Охотники уходили домой и возвращались к Чонгиаки с лучшими соболями, которых берегли, чтобы расплатиться с болоньским торговцем. Токто тоже принес соболя за себя и за Поту. А Чонгиаки расхвастался своими шкурками, вытащил меховой мешок и стал показывать лучших соболей, черно-бурую лису.
— Нынче я заткну глотку У, расплачусь с долгами и больше не буду у него покупать, — горланил он, — вот у меня друг появился, он будет ко мне приезжать, я только ему буду продавать своих соболей. Правда, друг?
— Правильно, правильно, Чонгиаки, — кивал головой китаец, подливая в чашечку водку.
— Мы тоже не будем связываться с У, мы тоже с тобой будем в дружбе, — заявили и другие охотники.
Токто тоже обещал впредь продавать свою добычу только длиннолицему китайцу и обнимался с ним в знак дружбы. Он не помнил, как ушел домой, как уснул на нарах у Кэкэчэ. Оба и Кэкэчэ перетащили его на свое место и уложили спать. Пота приполз на четвереньках, просил у кого-то соболя, чтобы одарить китайцев, чтобы на их щедрость ответить еще большей щедростью.

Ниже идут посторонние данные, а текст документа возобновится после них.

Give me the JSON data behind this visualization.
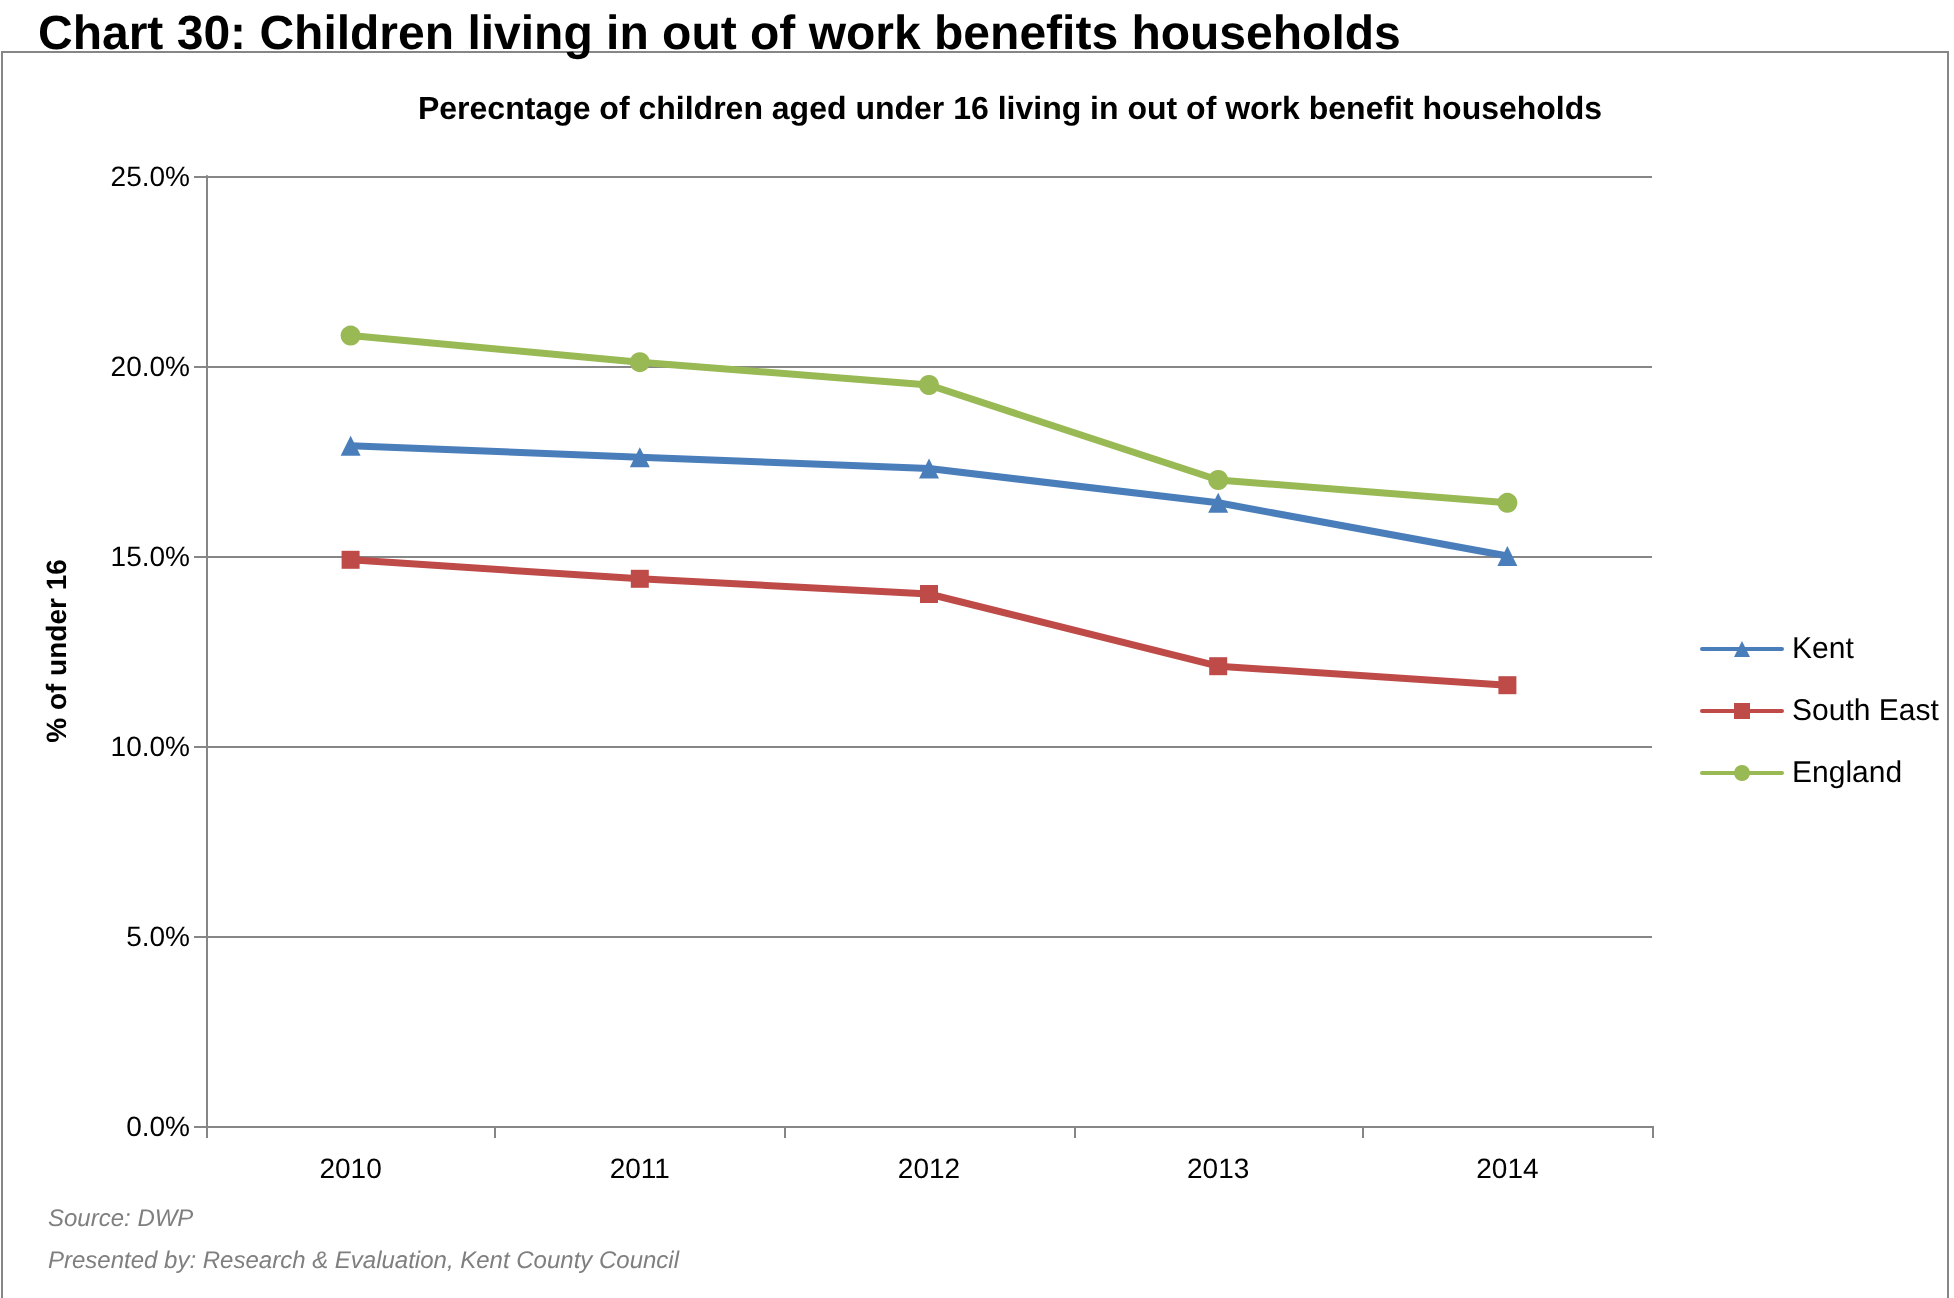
{
  "chart_data": {
    "type": "line",
    "title": "Chart 30: Children living in out of work benefits households",
    "subtitle": "Perecntage of children aged under 16 living in out of work benefit households",
    "ylabel": "% of under 16",
    "categories": [
      "2010",
      "2011",
      "2012",
      "2013",
      "2014"
    ],
    "series": [
      {
        "name": "Kent",
        "color": "#4a7ebb",
        "marker": "triangle",
        "values": [
          17.9,
          17.6,
          17.3,
          16.4,
          15.0
        ]
      },
      {
        "name": "South East",
        "color": "#be4b48",
        "marker": "square",
        "values": [
          14.9,
          14.4,
          14.0,
          12.1,
          11.6
        ]
      },
      {
        "name": "England",
        "color": "#98b954",
        "marker": "circle",
        "values": [
          20.8,
          20.1,
          19.5,
          17.0,
          16.4
        ]
      }
    ],
    "ylim": [
      0,
      25
    ],
    "yticks": [
      {
        "value": 0,
        "label": "0.0%"
      },
      {
        "value": 5,
        "label": "5.0%"
      },
      {
        "value": 10,
        "label": "10.0%"
      },
      {
        "value": 15,
        "label": "15.0%"
      },
      {
        "value": 20,
        "label": "20.0%"
      },
      {
        "value": 25,
        "label": "25.0%"
      }
    ],
    "grid": "y",
    "legend": "right",
    "line_style": "solid",
    "annotations": [
      "Source: DWP",
      "Presented by: Research & Evaluation, Kent County Council"
    ]
  }
}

На следующий день рано утром торговцы уезжали на Амур. Нарты их были пусты, если не считать легких, туго набитых пушниной мешков.
— Приезжайте в следующую зиму! Только вам продавать будем!
Охотники толпились возле нарт, молодые выводили упряжки на дорогу, держали собак за постромки, чтобы те не запутались в них.
— Прощайте, прощайте, добрые друзья! — отвечал длиннолицый китаец. — Вы щедрые люди! Спасибо тебе, Чонгиаки, я тебя не забуду, друг. Не забуду твою щедрость.
— Это ты, друг, щедрый, столько всякого товару оставил, столько водки оставил. Спасибо тебе! — кричал в ответ Чонгиаки. — Сегодня буду пить за твое благополучное возвращение домой!
Упряжки одна за другой скрылись за поворотом реки, и охотники стали расходиться.
— Токто, Пота, идите ко мне, за здоровье моего друга будем сегодня пить, — сказал Чонгиаки.
В этот день опять продолжалась попойка, и опять все стойбище было пьяно. А когда после продолжительной попойки охотники пришли в себя, многие недосчитались своих соболей. Больше всех пострадал Чонгиаки, он нашел меховой мешок совершенно пустым.
— Где наши соболи? — спросил он у сына, Гокчоа.
— Не знаю, ты же их отдавал китайцу.
— Как отдавал?
— Обыкновенно. Ты соболей отдавал, а он оставил тебе весь остаток товара.
Чонгиаки пытался припомнить, но затуманенная водкой голова ничего не соображала.
— Выходит, он обманул меня?
— Не знаю, я сам плохо помню. Он оставил свой товар.
— У нас много было пушнины, он обманул нас.